I walk around my beautiful city of Kyiv every day and I take photographs of some of the nicest places.
I live in the centre of the city. Many things here have remained normal. There has been some shelling but so far we are OK. We are still able to buy all the essentials – meat, bread and milk – and the phone network here has been working perfectly.
One thing that has changed is that people in the city have become nicer since the war started. In the shops everyone is so polite to each other. I was in the pharmacy queue and someone needed insulin. Everyone let that person go to the front of the queue. If someone is carrying bottles of water they will tell you where they managed to buy them.
In some ways the Covid pandemic prepared us for the war. I work at the university here. I am a senior lecturer at the university. I was doing a lot of my work with students online. Now the war has started I am still working online.
I have no military background or training but I do not want to leave my city. After 30 years of independence I do not want us to lose our democracy because of Russian aggression.
My parents and grandparents were critical of the government during the Soviet era. I can remember that life when I was growing up – going to a department store that had just two things in it – a very simple type of shoe and blankets. Our only window through the iron curtain were two English language publications – Moscow News and the Morning Star, which could only be found at certain kiosks. I can sum up in one word my feelings when the Soviet Union was dismantled – “euphoria.”
We do not want to return to that so we are fighting the Russian aggression.
There are not many people out on the streets but some kind of normality has returned.

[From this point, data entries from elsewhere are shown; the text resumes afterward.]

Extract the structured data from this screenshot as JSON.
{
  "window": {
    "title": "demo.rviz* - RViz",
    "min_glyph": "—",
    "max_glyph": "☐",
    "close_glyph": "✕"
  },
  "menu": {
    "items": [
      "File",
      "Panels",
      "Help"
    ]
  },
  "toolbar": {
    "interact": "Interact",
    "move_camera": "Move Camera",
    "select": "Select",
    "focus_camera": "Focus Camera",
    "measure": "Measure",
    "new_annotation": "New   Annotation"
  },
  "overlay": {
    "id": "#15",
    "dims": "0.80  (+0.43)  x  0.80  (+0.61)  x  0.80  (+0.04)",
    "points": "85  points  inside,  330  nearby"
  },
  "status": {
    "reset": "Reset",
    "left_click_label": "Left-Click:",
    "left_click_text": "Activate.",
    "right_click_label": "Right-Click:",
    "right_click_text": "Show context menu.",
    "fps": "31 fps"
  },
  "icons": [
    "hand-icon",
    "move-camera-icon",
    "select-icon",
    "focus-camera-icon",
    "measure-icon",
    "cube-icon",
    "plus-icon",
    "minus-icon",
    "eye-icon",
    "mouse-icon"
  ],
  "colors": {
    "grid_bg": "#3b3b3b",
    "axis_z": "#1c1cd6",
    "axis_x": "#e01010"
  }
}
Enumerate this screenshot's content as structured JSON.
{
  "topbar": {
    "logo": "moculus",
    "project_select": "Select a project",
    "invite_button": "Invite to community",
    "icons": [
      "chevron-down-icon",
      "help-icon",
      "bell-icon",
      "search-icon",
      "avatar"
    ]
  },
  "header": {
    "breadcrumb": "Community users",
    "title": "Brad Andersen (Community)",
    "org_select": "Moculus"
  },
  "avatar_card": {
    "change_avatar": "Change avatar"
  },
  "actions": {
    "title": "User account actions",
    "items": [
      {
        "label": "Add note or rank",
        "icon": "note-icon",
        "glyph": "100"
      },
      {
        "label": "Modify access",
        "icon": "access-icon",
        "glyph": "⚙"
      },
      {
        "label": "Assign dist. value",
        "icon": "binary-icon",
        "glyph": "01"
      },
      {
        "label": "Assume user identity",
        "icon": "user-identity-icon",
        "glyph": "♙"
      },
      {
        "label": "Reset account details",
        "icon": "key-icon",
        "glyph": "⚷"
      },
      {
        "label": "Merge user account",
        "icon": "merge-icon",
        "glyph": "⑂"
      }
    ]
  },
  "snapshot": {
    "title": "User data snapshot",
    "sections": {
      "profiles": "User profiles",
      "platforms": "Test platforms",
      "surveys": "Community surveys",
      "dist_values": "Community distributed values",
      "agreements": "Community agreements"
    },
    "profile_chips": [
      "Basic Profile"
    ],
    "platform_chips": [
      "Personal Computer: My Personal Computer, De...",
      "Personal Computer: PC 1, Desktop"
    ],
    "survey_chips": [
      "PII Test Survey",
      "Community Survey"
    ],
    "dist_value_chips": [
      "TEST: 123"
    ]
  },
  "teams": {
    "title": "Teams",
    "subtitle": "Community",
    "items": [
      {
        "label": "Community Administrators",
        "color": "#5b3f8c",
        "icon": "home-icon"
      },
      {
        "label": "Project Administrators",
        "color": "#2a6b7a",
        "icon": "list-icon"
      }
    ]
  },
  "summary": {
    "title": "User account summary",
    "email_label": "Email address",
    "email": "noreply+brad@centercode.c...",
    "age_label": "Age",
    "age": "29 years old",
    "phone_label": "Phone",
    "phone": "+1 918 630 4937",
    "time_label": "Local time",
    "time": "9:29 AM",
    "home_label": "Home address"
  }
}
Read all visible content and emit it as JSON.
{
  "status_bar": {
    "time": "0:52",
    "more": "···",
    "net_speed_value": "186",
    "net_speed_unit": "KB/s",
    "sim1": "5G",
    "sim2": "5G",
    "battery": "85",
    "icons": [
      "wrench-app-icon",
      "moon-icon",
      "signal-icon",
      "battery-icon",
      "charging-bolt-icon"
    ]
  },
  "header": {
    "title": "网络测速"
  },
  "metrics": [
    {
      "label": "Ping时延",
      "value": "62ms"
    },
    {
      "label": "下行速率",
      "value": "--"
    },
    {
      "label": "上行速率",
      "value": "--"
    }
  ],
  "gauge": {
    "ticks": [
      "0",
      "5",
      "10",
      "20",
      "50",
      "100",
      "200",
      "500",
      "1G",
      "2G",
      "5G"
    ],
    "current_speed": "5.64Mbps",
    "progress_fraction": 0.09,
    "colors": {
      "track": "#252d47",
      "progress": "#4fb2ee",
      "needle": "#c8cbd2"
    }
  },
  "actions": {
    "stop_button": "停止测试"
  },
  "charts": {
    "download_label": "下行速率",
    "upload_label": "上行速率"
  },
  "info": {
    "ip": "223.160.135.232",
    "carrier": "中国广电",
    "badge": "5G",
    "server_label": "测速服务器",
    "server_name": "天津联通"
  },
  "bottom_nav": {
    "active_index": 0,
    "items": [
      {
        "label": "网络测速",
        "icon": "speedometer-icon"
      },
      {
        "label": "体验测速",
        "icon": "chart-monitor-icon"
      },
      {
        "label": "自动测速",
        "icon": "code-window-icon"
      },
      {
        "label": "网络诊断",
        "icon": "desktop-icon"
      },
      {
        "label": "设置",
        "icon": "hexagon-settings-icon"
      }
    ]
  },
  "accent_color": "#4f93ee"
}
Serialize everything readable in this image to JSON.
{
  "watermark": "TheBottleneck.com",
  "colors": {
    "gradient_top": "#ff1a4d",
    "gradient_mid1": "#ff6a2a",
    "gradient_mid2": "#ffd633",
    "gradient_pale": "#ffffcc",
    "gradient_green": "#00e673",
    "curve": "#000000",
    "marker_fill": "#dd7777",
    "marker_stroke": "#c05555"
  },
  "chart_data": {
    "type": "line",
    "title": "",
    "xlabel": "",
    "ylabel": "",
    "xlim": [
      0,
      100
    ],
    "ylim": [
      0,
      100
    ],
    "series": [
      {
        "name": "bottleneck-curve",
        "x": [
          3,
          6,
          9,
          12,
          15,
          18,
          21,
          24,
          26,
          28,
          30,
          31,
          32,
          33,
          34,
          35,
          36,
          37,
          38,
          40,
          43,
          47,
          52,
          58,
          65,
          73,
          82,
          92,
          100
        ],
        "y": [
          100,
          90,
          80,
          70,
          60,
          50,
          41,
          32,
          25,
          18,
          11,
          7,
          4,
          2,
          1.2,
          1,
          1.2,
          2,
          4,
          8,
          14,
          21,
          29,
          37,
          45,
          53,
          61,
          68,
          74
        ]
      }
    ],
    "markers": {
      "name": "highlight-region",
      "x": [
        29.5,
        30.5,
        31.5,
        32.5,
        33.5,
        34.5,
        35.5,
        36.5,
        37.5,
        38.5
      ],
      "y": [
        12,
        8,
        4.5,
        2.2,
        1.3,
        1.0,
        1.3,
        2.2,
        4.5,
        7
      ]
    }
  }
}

Everything in the city is still alive and flourishing. Although many women with young children have left, the city is still gender balanced!
When the war started everyone in Kyiv was in shock, paralysed. But we have adjusted.
The worst part of this is my fear for the safety of my parents. My dad is 84 and completely blind and my mum is 81. They and their cat Monkey are stuck in their apartment in the city of Sumy, where there has been a lot of bombing. It is too dangerous for me to go to them and impossible for them to evacuate. They hear many explosions but so far they are OK.
I have never before seen our railway station so crowded with people leaving for Lviv and other parts of western Ukraine. But many refuse to leave Kyiv. We are determined to stay.
We know the Russians are encircling us and there is an expectation in the city that something will happen in the next few days.
Putin wants to take us back to the last century. We must return to the 21st century.
I have many friends internationally and they have expressed so much solidarity with us. The most positive thing to have come out of the war is our increased unity. We are strong here in Kyiv. The outside world cannot see all of the resolve and determination of Ukrainians.
They only see the tip of a very big iceberg. Underneath that tip we are even stronger.